C'est un film qui n'est jamais mélodramatique, qui n'est jamais sentimental, qui est parfois extrêmement émouvant étant donné le sujet, et il y a une force d'âme, une grandeur. C'est tout à fait incroyable comme Ira Sachs fait cohabiter ça.

"Il y a une certaine "pompe" dans les mots, si on dit qu'on joue un personnage de tragédie, pourtant il y a ça, mais dans une extrême délicatesse, il aussi une chose extrêmement ténue, ça me fait penser aux films japonais, aux films d'Ozu."

Dans 'Frankie' ou 'Greta' (le film de Neil Jordan qui sortira en juin), dans ces deux films très différents, on voit des facettes de vous qu'on n'a jamais vues aussi profondément. 

"Dans 'Frankie' d'une manière très surprenante oui. Ça m'a donné le sentiment de ce que j'étais dans les films de Godard, ça m'a ramenée à ça, à 'Sauve-qui-peut la vie', un peu à 'Passion' aussi. À ce sentiment de ne rien faire, d'être extrêmement minimaliste." 

Il n'y a pas de personnages, pas de jeu, il n'y a rien, et à l'arrivée, il y a tout parce qu'il y a la force d'un sujet, il y a une histoire très forte, c'est vraiment le pouvoir du cinéma et comme l'utilise extraordinairement Ira Sachs. Il faut faire confiance à ce pouvoir du cinéma.

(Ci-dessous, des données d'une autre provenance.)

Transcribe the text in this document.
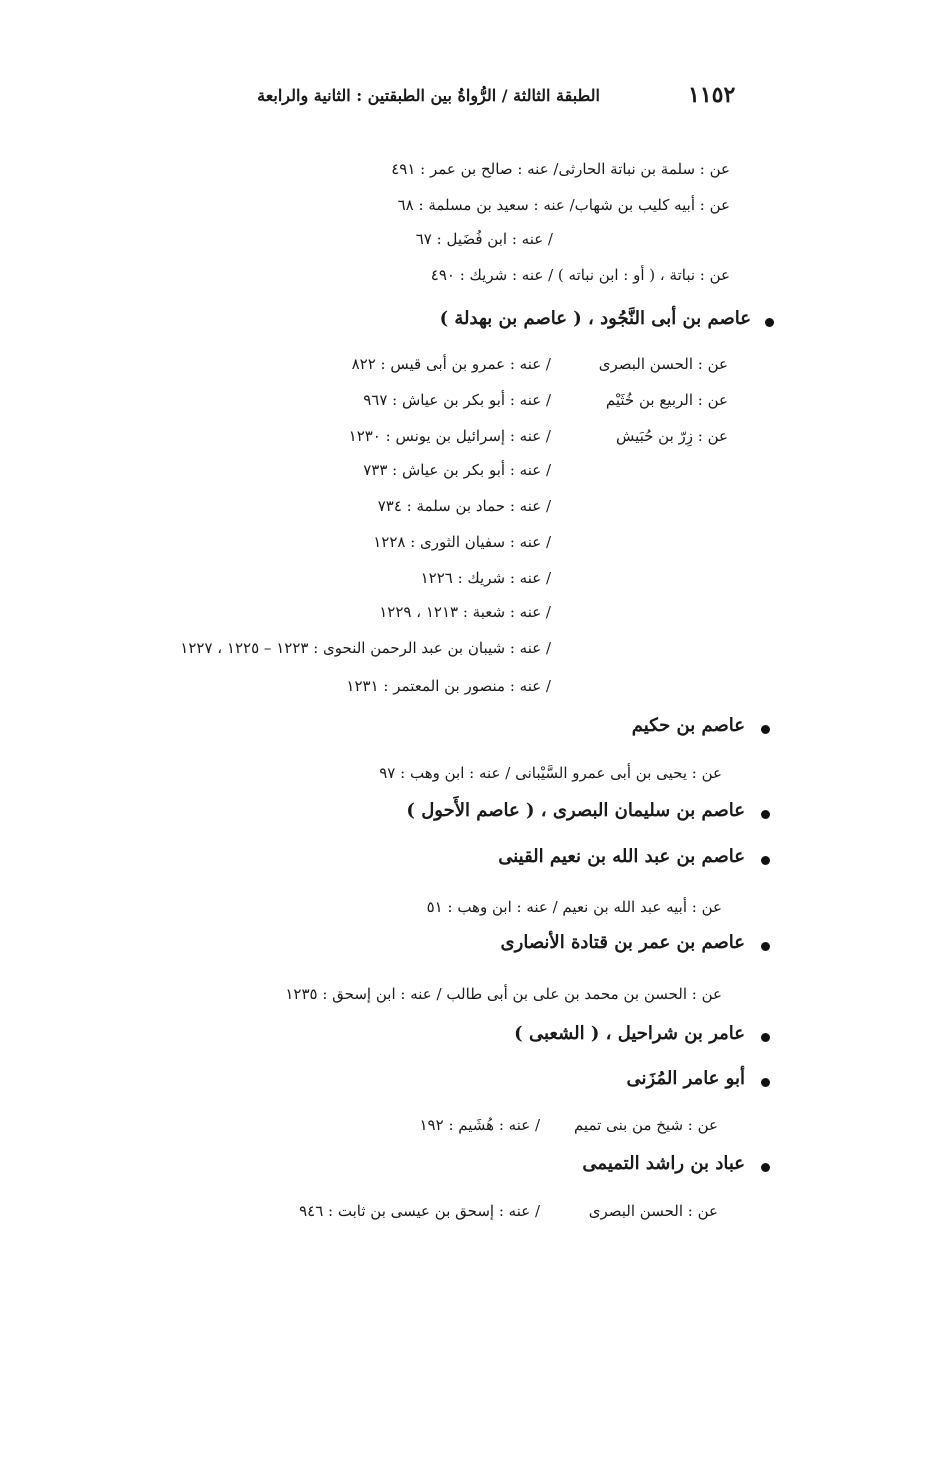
١١٥٢
الطبقة الثالثة / الرُّواةُ بين الطبقتين : الثانية والرابعة
عن : سلمة بن نباتة الحارثى/ عنه : صالح بن عمر : ٤٩١
عن : أبيه كليب بن شهاب/ عنه : سعيد بن مسلمة : ٦٨
/ عنه : ابن فُضَيل : ٦٧
عن : نباتة ، ( أو : ابن نباته ) / عنه : شريك : ٤٩٠
عاصم بن أبى النَّجُود ، ( عاصم بن بهدلة )
عن : الحسن البصرى
عن : الربيع بن خُثَيْم
عن : زِرّ بن حُبَيش
/ عنه : عمرو بن أبى قيس : ٨٢٢
/ عنه : أبو بكر بن عياش : ٩٦٧
/ عنه : إسرائيل بن يونس : ١٢٣٠
/ عنه : أبو بكر بن عياش : ٧٣٣
/ عنه : حماد بن سلمة : ٧٣٤
/ عنه : سفيان الثورى : ١٢٢٨
/ عنه : شريك : ١٢٢٦
/ عنه : شعبة : ١٢١٣ ، ١٢٢٩
/ عنه : شيبان بن عبد الرحمن النحوى : ١٢٢٣ – ١٢٢٥ ، ١٢٢٧
/ عنه : منصور بن المعتمر : ١٢٣١
عاصم بن حكيم
عن : يحيى بن أبى عمرو السَّيْبانى / عنه : ابن وهب : ٩٧
عاصم بن سليمان البصرى ، ( عاصم الأَحول )
عاصم بن عبد الله بن نعيم القينى
عن : أبيه عبد الله بن نعيم / عنه : ابن وهب : ٥١
عاصم بن عمر بن قتادة الأنصارى
عن : الحسن بن محمد بن على بن أبى طالب / عنه : ابن إسحق : ١٢٣٥
عامر بن شراحيل ، ( الشعبى )
أبو عامر المُزَنى
عن : شيخ من بنى تميم
/ عنه : هُشَيم : ١٩٢
عباد بن راشد التميمى
عن : الحسن البصرى
/ عنه : إسحق بن عيسى بن ثابت : ٩٤٦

"C'est quelque chose que j'ai observé dans les films de Godard, mais aussi dans d'autres films : tout d'un coup, on a le sentiment qu'il y a cette force tellement extraordinaire du cinéma. Alors du coup, un rayon de soleil, un bout de montagne, une silhouette qui marche et puis une histoire qu'on nous raconte et ça suffit pour raconter tellement de choses au spectateur. Ça suffit, on n'a pas besoin d'autre chose."